Вертухин повернулся к графу Алессандро Калиостро, внутри себя призывая того к действию: «Ну, граф, это судьба топтала меня копытами Григория Потемкина! Скорей же к нашему властелину и покровителю!»
Но Алессандро Калиостро смотрел куда-то через Вертухина, будто через стекло, и не двигался. Глаза у него тоже стали стеклянные, и в них скакали нахальные воробьи, клюющие навоз на мостовой.
Вертухин, великий душезнатец, все понял из этого безмолвия и безучастия графа. Григорий Потемкин и знать не знал, что он названный брат итальянского плута.
Все надежды Вертухина рухнули, как манеж Великого Мастера Брудершафта. Лунноликий его цветок на глазах засыпало снегами сибирскими, тонкий стан навеки сгибали звериные туземные одежды, и синие руки Хвостакова щупали наливные груди, яко шуйца и десница смерти.
Однако ежели сломить железную волю Вертухина не смогли ни оглобля, ни навозная куча, то малодушию ли это под силу?! Вертухин встрепенулся. Да неужели сообразительность сицилийского аптекаря проворней русского ума?!
Он на мгновение склонил голову в сторону Потемкина и вытянулся, глядя на его оловянное от непогоды ухо.
— Граф Алессандро Калиостро! — отбил он бронзовым голосом и выпрямил дрожащие ноги, елико было возможно. — Имел честь обратить вам мешок золотых монет с гербом в три мешка монет с портретом императрицы Екатерины Великой!
Потемкин с сановным достоинством повернулся к итальянцам, сидящим в своей унизанной грязными звездами карете, будто царевны-лягушки в коробе для угля.
— А это мои помощники, ваша светлость! — гаркнул Вертухин. — Маркиз Го Жо Па из Бордо и его верная супруга Лоренца Тотенлебенбрудершвестерберг!
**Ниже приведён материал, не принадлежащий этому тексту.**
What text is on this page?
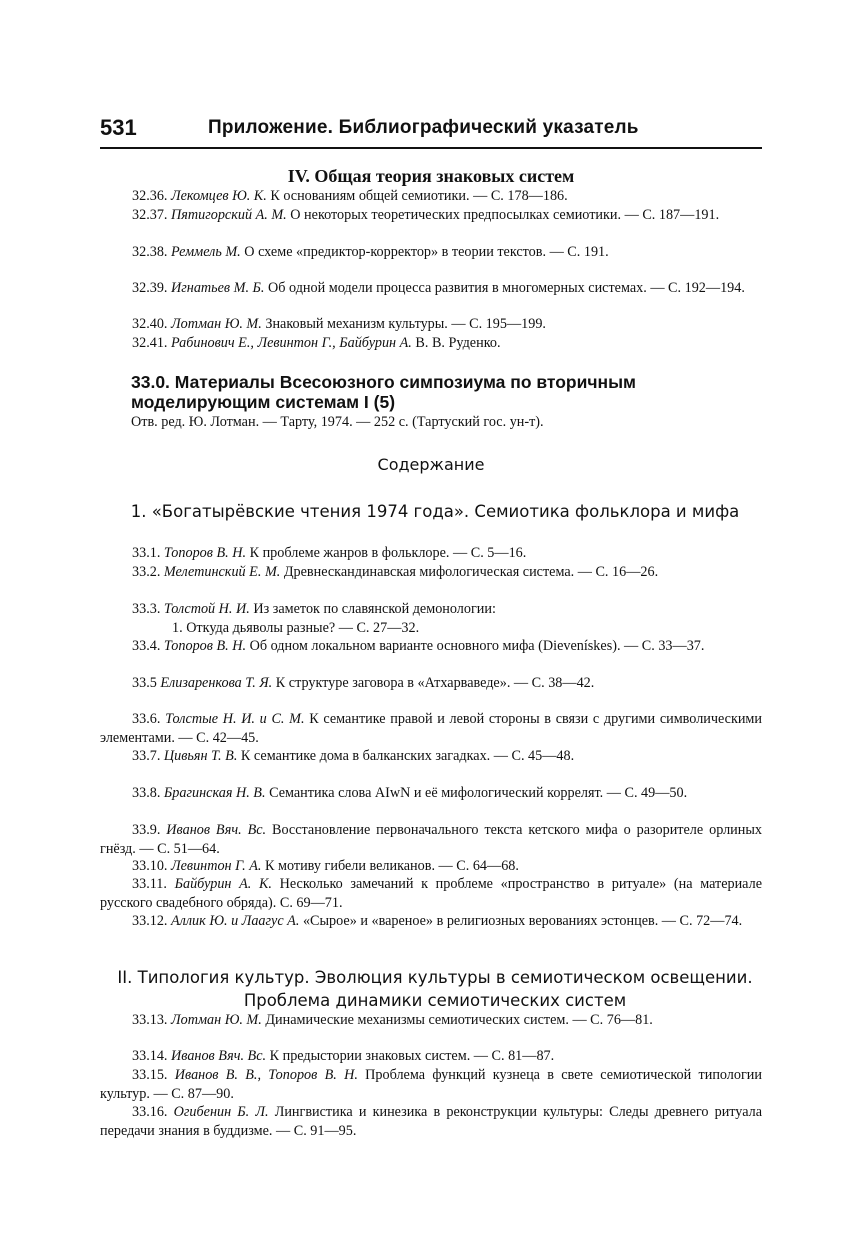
531	Приложение. Библиографический указатель
IV. Общая теория знаковых систем
32.36. Лекомцев Ю. К. К основаниям общей семиотики. — С. 178—186.
32.37. Пятигорский А. М. О некоторых теоретических предпосылках семиотики. — С. 187—191.
32.38. Реммель М. О схеме «предиктор-корректор» в теории текстов. — С. 191.
32.39. Игнатьев М. Б. Об одной модели процесса развития в многомерных системах. — С. 192—194.
32.40. Лотман Ю. М. Знаковый механизм культуры. — С. 195—199.
32.41. Рабинович Е., Левинтон Г., Байбурин А. В. В. Руденко.
33.0. Материалы Всесоюзного симпозиума по вторичным моделирующим системам I (5)
Отв. ред. Ю. Лотман. — Тарту, 1974. — 252 с. (Тартуский гос. ун-т).
Содержание
1. «Богатырёвские чтения 1974 года». Семиотика фольклора и мифа
33.1. Топоров В. Н. К проблеме жанров в фольклоре. — С. 5—16.
33.2. Мелетинский Е. М. Древнескандинавская мифологическая система. — С. 16—26.
33.3. Толстой Н. И. Из заметок по славянской демонологии:
1. Откуда дьяволы разные? — С. 27—32.
33.4. Топоров В. Н. Об одном локальном варианте основного мифа (Dievenískes). — С. 33—37.
33.5 Елизаренкова Т. Я. К структуре заговора в «Атхарваведе». — С. 38—42.
33.6. Толстые Н. И. и С. М. К семантике правой и левой стороны в связи с другими символическими элементами. — С. 42—45.
33.7. Цивьян Т. В. К семантике дома в балканских загадках. — С. 45—48.
33.8. Брагинская Н. В. Семантика слова AIwN и её мифологический коррелят. — С. 49—50.
33.9. Иванов Вяч. Вс. Восстановление первоначального текста кетского мифа о разорителе орлиных гнёзд. — С. 51—64.
33.10. Левинтон Г. А. К мотиву гибели великанов. — С. 64—68.
33.11. Байбурин А. К. Несколько замечаний к проблеме «пространство в ритуале» (на материале русского свадебного обряда). С. 69—71.
33.12. Аллик Ю. и Лаагус А. «Сырое» и «вареное» в религиозных верованиях эстонцев. — С. 72—74.
II. Типология культур. Эволюция культуры в семиотическом освещении. Проблема динамики семиотических систем
33.13. Лотман Ю. М. Динамические механизмы семиотических систем. — С. 76—81.
33.14. Иванов Вяч. Вс. К предыстории знаковых систем. — С. 81—87.
33.15. Иванов В. В., Топоров В. Н. Проблема функций кузнеца в свете семиотической типологии культур. — С. 87—90.
33.16. Огибенин Б. Л. Лингвистика и кинезика в реконструкции культуры: Следы древнего ритуала передачи знания в буддизме. — С. 91—95.
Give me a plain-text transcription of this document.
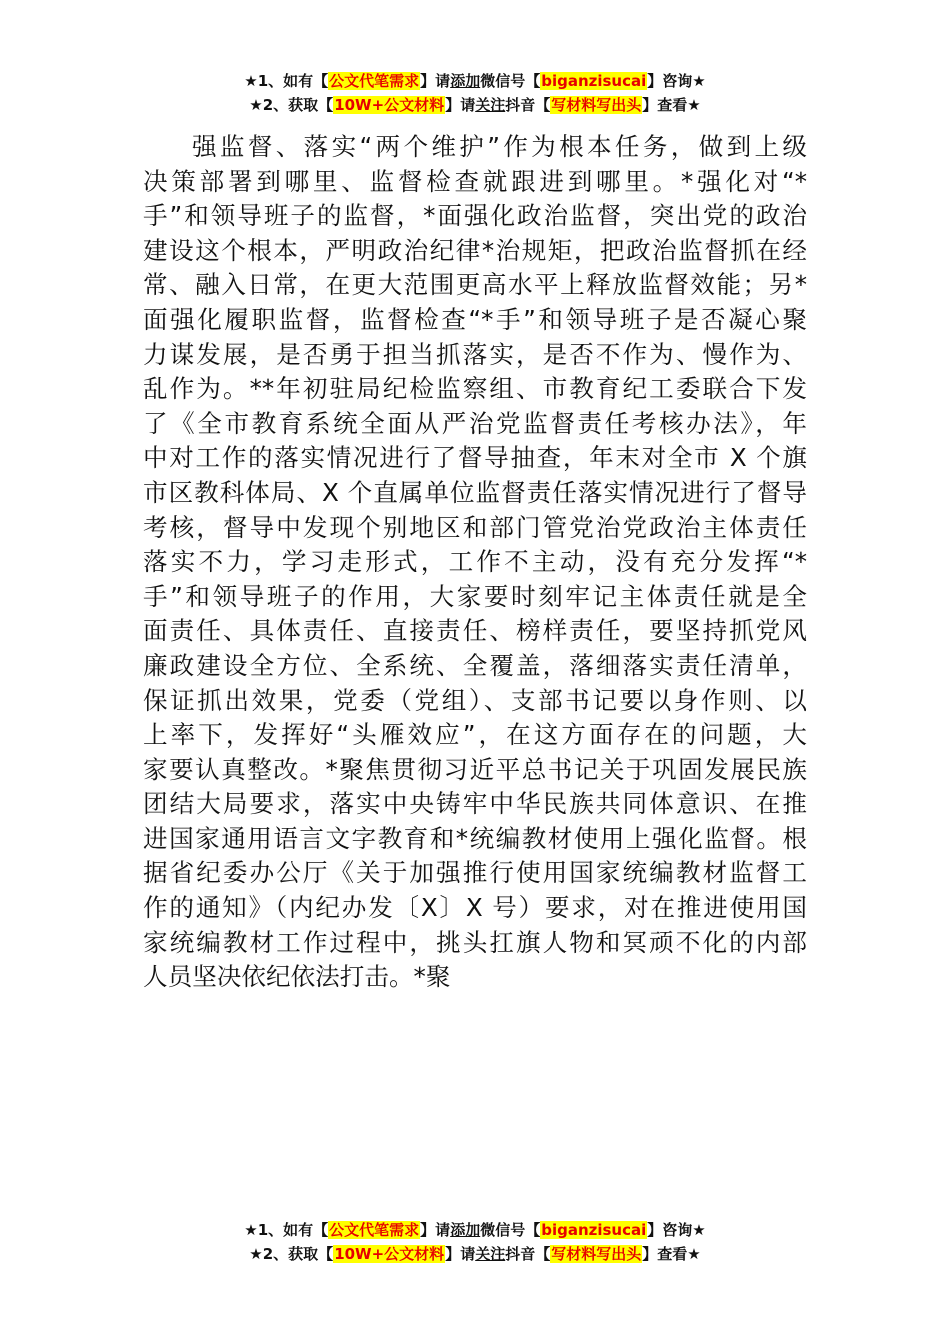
★1、如有【公文代笔需求】请添加微信号【biganzisucai】咨询★
★2、获取【10W+公文材料】请关注抖音【写材料写出头】查看★
强监督、落实“两个维护”作为根本任务，做到上级
决策部署到哪里、监督检查就跟进到哪里。*强化对“*
手”和领导班子的监督，*面强化政治监督，突出党的政治
建设这个根本，严明政治纪律*治规矩，把政治监督抓在经
常、融入日常，在更大范围更高水平上释放监督效能；另*
面强化履职监督，监督检查“*手”和领导班子是否凝心聚
力谋发展，是否勇于担当抓落实，是否不作为、慢作为、
乱作为。**年初驻局纪检监察组、市教育纪工委联合下发
了《全市教育系统全面从严治党监督责任考核办法》，年
中对工作的落实情况进行了督导抽查，年末对全市 X 个旗
市区教科体局、X 个直属单位监督责任落实情况进行了督导
考核，督导中发现个别地区和部门管党治党政治主体责任
落实不力，学习走形式，工作不主动，没有充分发挥“*
手”和领导班子的作用，大家要时刻牢记主体责任就是全
面责任、具体责任、直接责任、榜样责任，要坚持抓党风
廉政建设全方位、全系统、全覆盖，落细落实责任清单，
保证抓出效果，党委（党组）、支部书记要以身作则、以
上率下，发挥好“头雁效应”，在这方面存在的问题，大
家要认真整改。*聚焦贯彻习近平总书记关于巩固发展民族
团结大局要求，落实中央铸牢中华民族共同体意识、在推
进国家通用语言文字教育和*统编教材使用上强化监督。根
据省纪委办公厅《关于加强推行使用国家统编教材监督工
作的通知》（内纪办发〔X〕X 号）要求，对在推进使用国
家统编教材工作过程中，挑头扛旗人物和冥顽不化的内部
人员坚决依纪依法打击。*聚
★1、如有【公文代笔需求】请添加微信号【biganzisucai】咨询★
★2、获取【10W+公文材料】请关注抖音【写材料写出头】查看★
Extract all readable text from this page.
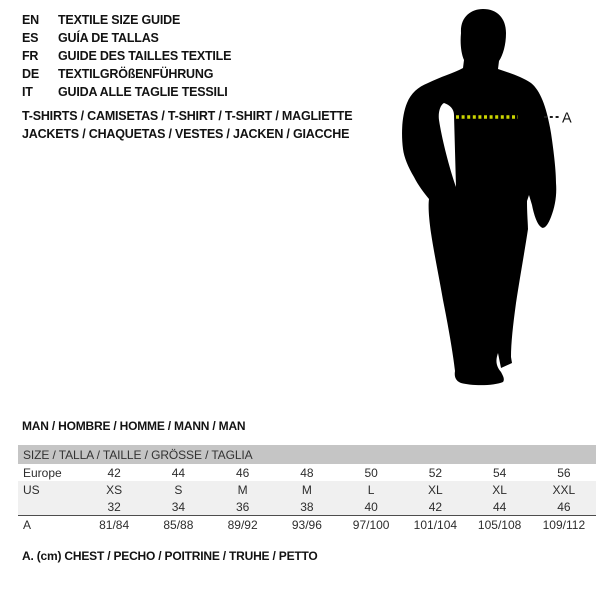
EN	TEXTILE SIZE GUIDE
ES	GUÍA DE TALLAS
FR	GUIDE DES TAILLES TEXTILE
DE	TEXTILGRÖßENFÜHRUNG
IT	GUIDA ALLE TAGLIE TESSILI
T-SHIRTS / CAMISETAS / T-SHIRT / T-SHIRT / MAGLIETTE
JACKETS / CHAQUETAS / VESTES / JACKEN / GIACCHE
A
MAN / HOMBRE / HOMME / MANN / MAN
SIZE / TALLA / TAILLE / GRÖSSE / TAGLIA								
Europe	42	44	46	48	50	52	54	56
US	XS	S	M	M	L	XL	XL	XXL
	32	34	36	38	40	42	44	46
A	81/84	85/88	89/92	93/96	97/100	101/104	105/108	109/112
A. (cm) CHEST / PECHO / POITRINE / TRUHE / PETTO
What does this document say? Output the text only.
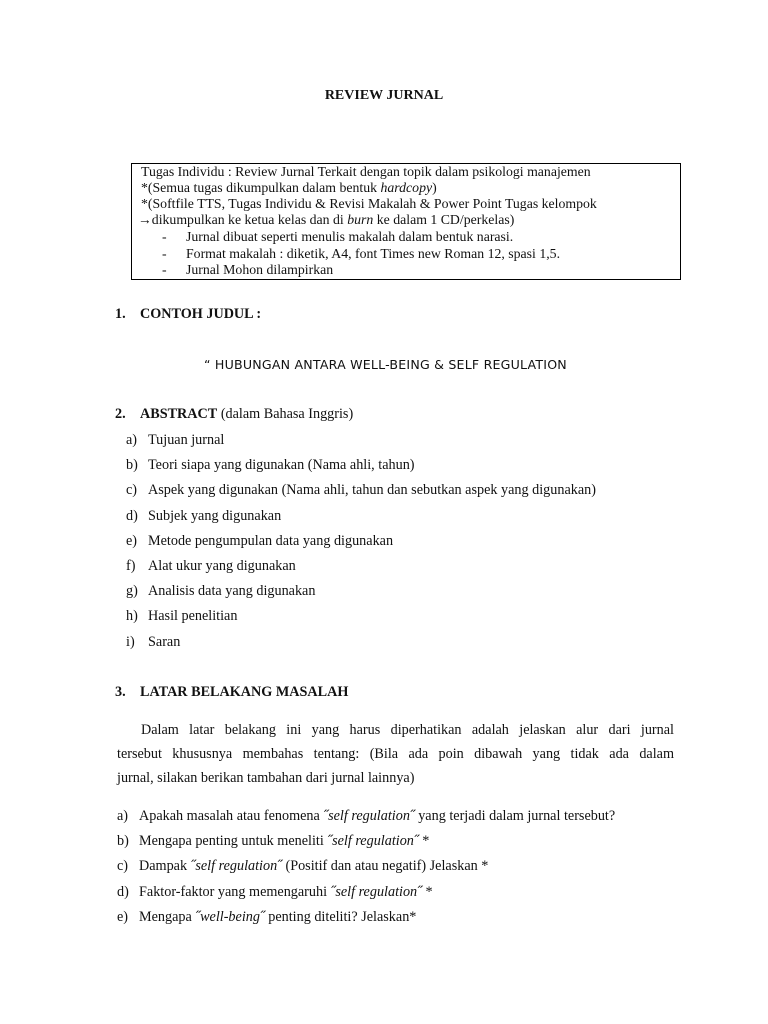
REVIEW JURNAL
Tugas Individu : Review Jurnal Terkait dengan topik dalam psikologi manajemen
*(Semua tugas dikumpulkan dalam bentuk hardcopy)
*(Softfile TTS, Tugas Individu & Revisi Makalah & Power Point Tugas kelompok
→dikumpulkan ke ketua kelas dan di burn ke dalam 1 CD/perkelas)
- Jurnal dibuat seperti menulis makalah dalam bentuk narasi.
- Format makalah : diketik, A4, font Times new Roman 12, spasi 1,5.
- Jurnal Mohon dilampirkan
1. CONTOH JUDUL :
“ HUBUNGAN ANTARA WELL-BEING & SELF REGULATION
2. ABSTRACT (dalam Bahasa Inggris)
a) Tujuan jurnal
b) Teori siapa yang digunakan (Nama ahli, tahun)
c) Aspek yang digunakan (Nama ahli, tahun dan sebutkan aspek yang digunakan)
d) Subjek yang digunakan
e) Metode pengumpulan data yang digunakan
f) Alat ukur yang digunakan
g) Analisis data yang digunakan
h) Hasil penelitian
i) Saran
3. LATAR BELAKANG MASALAH
Dalam latar belakang ini yang harus diperhatikan adalah jelaskan alur dari jurnal
tersebut khususnya membahas tentang: (Bila ada poin dibawah yang tidak ada dalam
jurnal, silakan berikan tambahan dari jurnal lainnya)
a) Apakah masalah atau fenomena ˝self regulation˝ yang terjadi dalam jurnal tersebut?
b) Mengapa penting untuk meneliti ˝self regulation˝ *
c) Dampak ˝self regulation˝ (Positif dan atau negatif) Jelaskan *
d) Faktor-faktor yang memengaruhi ˝self regulation˝ *
e) Mengapa ˝well-being˝ penting diteliti? Jelaskan*
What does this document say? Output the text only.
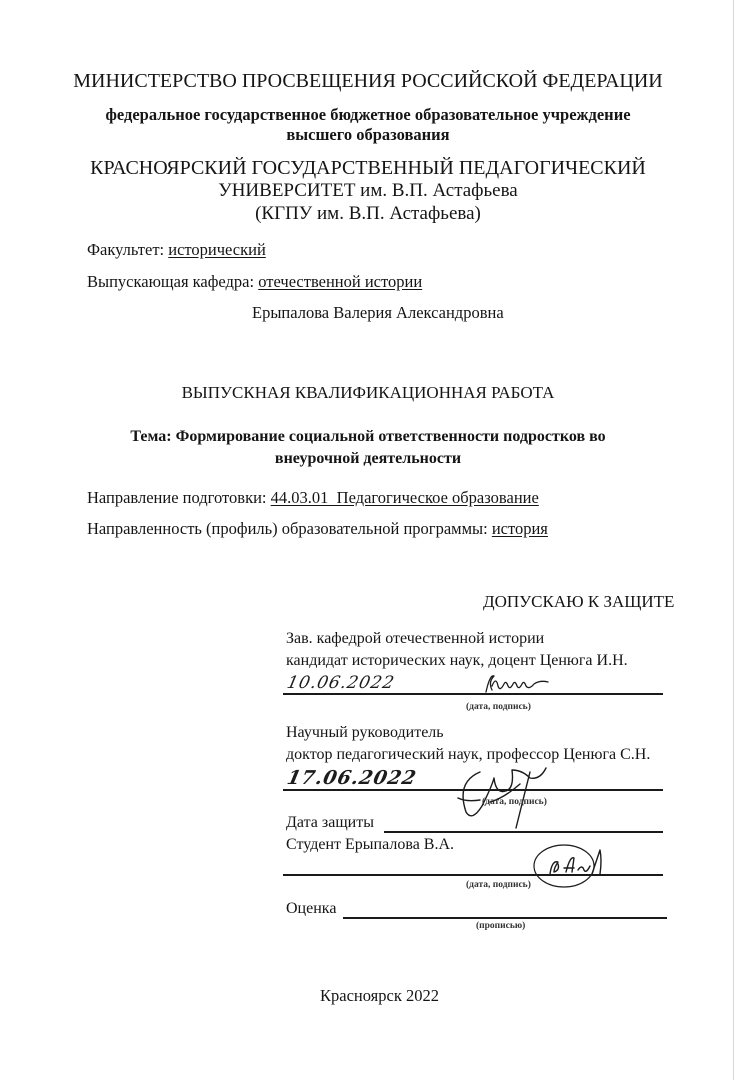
МИНИСТЕРСТВО ПРОСВЕЩЕНИЯ РОССИЙСКОЙ ФЕДЕРАЦИИ
федеральное государственное бюджетное образовательное учреждение
высшего образования
КРАСНОЯРСКИЙ ГОСУДАРСТВЕННЫЙ ПЕДАГОГИЧЕСКИЙ
УНИВЕРСИТЕТ им. В.П. Астафьева
(КГПУ им. В.П. Астафьева)
Факультет: исторический
Выпускающая кафедра: отечественной истории
Ерыпалова Валерия Александровна
ВЫПУСКНАЯ КВАЛИФИКАЦИОННАЯ РАБОТА
Тема: Формирование социальной ответственности подростков во
внеурочной деятельности
Направление подготовки: 44.03.01  Педагогическое образование
Направленность (профиль) образовательной программы: история
ДОПУСКАЮ К ЗАЩИТЕ
Зав. кафедрой отечественной истории
кандидат исторических наук, доцент Ценюга И.Н.
10.06.2022
(дата, подпись)
Научный руководитель
доктор педагогический наук, профессор Ценюга С.Н.
17.06.2022
(дата, подпись)
Дата защиты
Студент Ерыпалова В.А.
(дата, подпись)
Оценка
(прописью)
Красноярск 2022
— Приятно, приятно, — сказал Потемкин и опять с участием спросил: — Да не расшибся ли ты? Голова не повреждена?
Ответные слова уже готовы были скакать из Вертухина, однако он придушил их в гортани и, секунду подумав, опять гаркнул:
— Пока что не расшибся. Пока что, ваша светлость!
— Дай ему рубль, — приказал Потемкин ординарцу и махнул рукой, повелевая экипажу продолжать путь.
— Пока что не расшибся, ваша светлость! — крикнул ему вслед Вертухин, сжимая в кулаке золотой рубль с изображением Екатерины.
Рубль явно был из мешка Алессандро Калиостро.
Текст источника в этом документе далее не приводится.